Based on this conclusion, the court assigned a top-of-guidelines sentence, citing the seriousness of the offense, the duration of the crime, and her lack of remorse. See 18 U.S.C. § 3553(a)(1)–(2). Even a brief discussion is sufficient if this court can discern from it the district court's reasons for imposing the sentence it selected. United States v. Kennedy-Robey, 963 F.3d 688, 690–91 (7th Cir. 2020). And the fact that the court also planned to place Owens in a prison that could provide treatment for her genuine mental-health issues confirms that the court seriously considered her arguments about her mental health. 18 U.S.C. § 3553(a)(2)(D); Kennedy-Robey, 963 F.3d at 691.
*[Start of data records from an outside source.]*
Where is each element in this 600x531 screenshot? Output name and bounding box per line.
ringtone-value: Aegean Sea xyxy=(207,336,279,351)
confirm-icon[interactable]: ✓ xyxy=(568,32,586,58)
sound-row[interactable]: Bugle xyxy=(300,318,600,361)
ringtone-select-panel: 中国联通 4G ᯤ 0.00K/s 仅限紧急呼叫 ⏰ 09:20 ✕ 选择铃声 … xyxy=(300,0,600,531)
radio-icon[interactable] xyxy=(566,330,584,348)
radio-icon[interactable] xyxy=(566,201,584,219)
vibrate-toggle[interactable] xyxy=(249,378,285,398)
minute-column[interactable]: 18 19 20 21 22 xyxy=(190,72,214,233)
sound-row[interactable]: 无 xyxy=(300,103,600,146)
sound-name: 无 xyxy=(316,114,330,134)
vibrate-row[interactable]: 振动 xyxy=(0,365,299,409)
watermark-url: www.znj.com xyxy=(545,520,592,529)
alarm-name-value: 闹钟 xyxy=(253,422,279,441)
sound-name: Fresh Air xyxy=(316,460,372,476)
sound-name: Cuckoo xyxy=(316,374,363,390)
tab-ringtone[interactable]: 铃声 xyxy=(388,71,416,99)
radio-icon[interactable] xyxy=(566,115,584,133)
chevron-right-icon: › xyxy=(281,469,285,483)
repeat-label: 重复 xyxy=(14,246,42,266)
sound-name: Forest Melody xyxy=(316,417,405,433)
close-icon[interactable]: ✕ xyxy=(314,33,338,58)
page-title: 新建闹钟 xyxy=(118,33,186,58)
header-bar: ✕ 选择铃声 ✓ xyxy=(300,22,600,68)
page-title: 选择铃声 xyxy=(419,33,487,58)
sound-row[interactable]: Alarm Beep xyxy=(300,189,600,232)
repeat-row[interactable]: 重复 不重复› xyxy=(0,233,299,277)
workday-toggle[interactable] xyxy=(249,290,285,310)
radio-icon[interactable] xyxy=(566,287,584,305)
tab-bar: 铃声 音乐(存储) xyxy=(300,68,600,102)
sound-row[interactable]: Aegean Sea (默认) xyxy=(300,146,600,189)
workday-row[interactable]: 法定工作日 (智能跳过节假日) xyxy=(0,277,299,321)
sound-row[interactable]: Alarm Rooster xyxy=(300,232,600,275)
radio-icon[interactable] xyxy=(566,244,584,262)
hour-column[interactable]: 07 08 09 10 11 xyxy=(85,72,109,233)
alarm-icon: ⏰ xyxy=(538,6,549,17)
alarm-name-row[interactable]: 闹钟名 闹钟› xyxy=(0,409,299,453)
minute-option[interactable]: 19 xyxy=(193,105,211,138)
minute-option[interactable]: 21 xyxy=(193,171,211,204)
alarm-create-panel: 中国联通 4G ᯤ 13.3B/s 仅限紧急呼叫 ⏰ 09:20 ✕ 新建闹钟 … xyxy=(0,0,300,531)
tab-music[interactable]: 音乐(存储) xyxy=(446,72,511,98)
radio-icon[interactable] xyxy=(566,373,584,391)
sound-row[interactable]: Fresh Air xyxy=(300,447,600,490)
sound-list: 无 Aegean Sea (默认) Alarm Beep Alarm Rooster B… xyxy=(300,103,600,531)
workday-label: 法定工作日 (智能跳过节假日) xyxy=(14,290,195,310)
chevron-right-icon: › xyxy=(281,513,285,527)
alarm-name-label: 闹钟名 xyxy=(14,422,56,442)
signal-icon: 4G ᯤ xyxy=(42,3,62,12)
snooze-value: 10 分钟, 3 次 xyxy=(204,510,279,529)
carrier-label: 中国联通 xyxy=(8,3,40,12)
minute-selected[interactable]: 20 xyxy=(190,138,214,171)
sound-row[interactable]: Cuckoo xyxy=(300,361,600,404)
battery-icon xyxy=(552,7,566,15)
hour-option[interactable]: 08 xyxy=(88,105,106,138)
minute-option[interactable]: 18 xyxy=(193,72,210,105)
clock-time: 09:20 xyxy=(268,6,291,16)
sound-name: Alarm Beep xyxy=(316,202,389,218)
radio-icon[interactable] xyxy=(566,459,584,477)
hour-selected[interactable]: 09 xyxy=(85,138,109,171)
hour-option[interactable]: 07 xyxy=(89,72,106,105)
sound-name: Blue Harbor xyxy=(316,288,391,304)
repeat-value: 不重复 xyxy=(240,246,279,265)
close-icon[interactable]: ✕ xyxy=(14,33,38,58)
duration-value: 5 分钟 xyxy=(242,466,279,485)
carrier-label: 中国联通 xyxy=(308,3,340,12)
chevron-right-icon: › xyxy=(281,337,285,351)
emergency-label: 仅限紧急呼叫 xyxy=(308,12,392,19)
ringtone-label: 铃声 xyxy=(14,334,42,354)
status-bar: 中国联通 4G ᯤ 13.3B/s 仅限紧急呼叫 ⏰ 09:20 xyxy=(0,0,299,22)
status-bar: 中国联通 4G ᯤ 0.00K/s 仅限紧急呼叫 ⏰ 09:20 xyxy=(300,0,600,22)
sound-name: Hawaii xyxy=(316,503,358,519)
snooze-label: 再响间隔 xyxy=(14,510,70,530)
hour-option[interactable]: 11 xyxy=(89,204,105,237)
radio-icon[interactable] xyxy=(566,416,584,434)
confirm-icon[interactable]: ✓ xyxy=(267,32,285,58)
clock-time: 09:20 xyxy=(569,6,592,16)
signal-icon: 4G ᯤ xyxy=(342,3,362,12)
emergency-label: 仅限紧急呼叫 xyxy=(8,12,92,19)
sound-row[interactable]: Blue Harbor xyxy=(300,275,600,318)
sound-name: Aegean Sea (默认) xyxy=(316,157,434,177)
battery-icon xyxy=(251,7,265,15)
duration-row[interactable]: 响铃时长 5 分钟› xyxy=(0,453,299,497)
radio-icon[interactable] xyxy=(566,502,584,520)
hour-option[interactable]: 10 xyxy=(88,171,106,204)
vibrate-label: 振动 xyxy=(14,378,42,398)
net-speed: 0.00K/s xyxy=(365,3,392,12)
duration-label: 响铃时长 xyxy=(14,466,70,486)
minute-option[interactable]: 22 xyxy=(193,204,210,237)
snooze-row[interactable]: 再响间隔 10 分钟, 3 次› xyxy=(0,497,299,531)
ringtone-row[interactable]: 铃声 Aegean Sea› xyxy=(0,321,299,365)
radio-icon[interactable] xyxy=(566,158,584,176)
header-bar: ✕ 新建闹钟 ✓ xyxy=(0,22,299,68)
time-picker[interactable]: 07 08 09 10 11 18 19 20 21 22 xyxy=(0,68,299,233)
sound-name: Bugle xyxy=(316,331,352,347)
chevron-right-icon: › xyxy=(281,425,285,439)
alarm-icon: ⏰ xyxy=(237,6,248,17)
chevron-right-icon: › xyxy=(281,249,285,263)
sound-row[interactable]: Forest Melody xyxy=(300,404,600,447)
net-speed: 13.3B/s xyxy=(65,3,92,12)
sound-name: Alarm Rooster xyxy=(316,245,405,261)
Second, the district court did not substitute the question whether Owens knew right from wrong for the question whether she knew reality from fiction. To the contrary, the court expressly found that Owens “knew exactly what she was doing” at the time that she committed her crimes. True, the court recognized that, after she was caught, Owens may have convinced herself of an alternate version of the events. But it nonetheless decided the relevant issue—Owens's material awareness of reality at the time of commission.

Finally, in sentencing Owens, the district court did not conflate the question of competence to stand for sentencing with the issue of her overall mental health. Though Dr. Correa wrote her report to address the former issue, she also evaluated and diagnosed Owens's mental health. And her conclusions allowed the district court to find reasonably that neither hallucinations nor delusions fooled Owens into taking the money. Based on that permissible finding, the court could then reasonably decide that Owens's assertions about her delusions (at trial and after) were after-the-fact attempts to “lie her way out” of responsibility for her crime, warranting a sentence at the top of the Guidelines range.

For the foregoing reasons, we conclude that the court meaningfully considered Owens's arguments with respect to her hallucinations and delusions and we AFFIRM the judgment of the district court.